Mal, eş ve çocuklar insanı saptırabilir, kişi bunların baskısı altında kalabilir veya bunlarla aldanıp kendini bunlara verir veyahut şımarıp azgın olur, bu şekilde sapar, dalalete düşer. Bu nedenle insan sakınmalıdır. Bununla ilgili çok örnek vardır. Bazı insanlar sakınır, imanlarını ve istikametlerini korurlar, bazı insanlar ise saparlar.

Gördüğüm bir örnek vereyim; tanıdığım bir kişi bakan yardımcısı oldu, zengin oldu, karısı ve üç erkek çocuğu vardı. Bu nedenle çok şımardı, dinlerine bağlı olanlarla alay etmeye başladı. Seneler geçti, karısı ve çocukları bir araba kazası geçirdiler, hepsi öldü, yalnız kaldı. Bundan sonra bu adam akıllandı, dinine döndü. Hızır yoluyla değil, araba kazasıyla Allah onu dalaletten kurtardı.       

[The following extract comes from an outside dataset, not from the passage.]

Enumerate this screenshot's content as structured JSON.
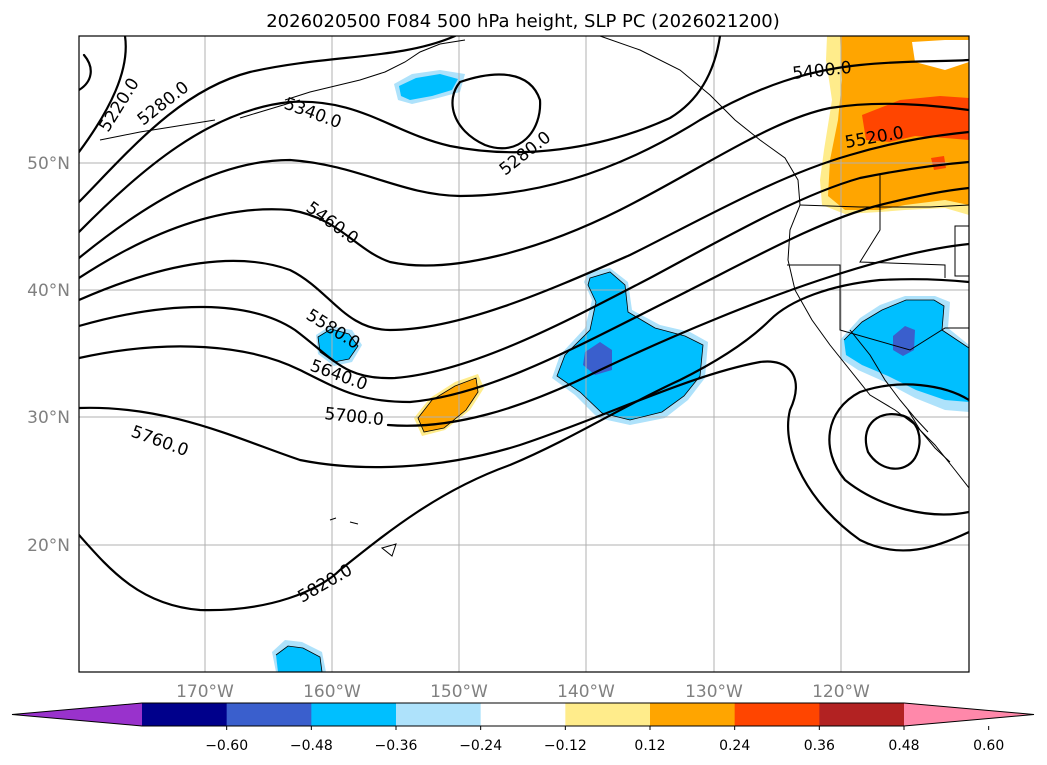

 İşte Allah o ebeveynin imanını Hızır yoluyla korumak istedi. Hızır yoluyla öldürmeseydi, başka bir yolla öldürecekti, onların imanlarını korumakla ilgili ezelden Allah’ın kararı vardır. Zira Allah kararlarını değiştirmez. Levh-i Mahvuz’da ne yazılmışsa gerçekleşecektir. Fakat Musa’ya ders vermek istedi. Hızır Allahu Teâlâ’dan bilgi edindi ve bu çocuğun babası ve annesini küfre ve azgınlığa götüreceğini öğrendi, bu nedenle Hızır bu çocuğun babası ve annesi için korktu. Haşa Allah münezzehtir, bir şeyden korkmaz, her şeyi yarattı, her şeyi yok edebilir. Ayette açıktır, “korktuk” fiili Hızır’a aittir, Allah’a ait değildir. Hızır konuşuyor ve Musa’ya cevap veriyor, Allah bu diyaloğu bir ayetle aktarıyor.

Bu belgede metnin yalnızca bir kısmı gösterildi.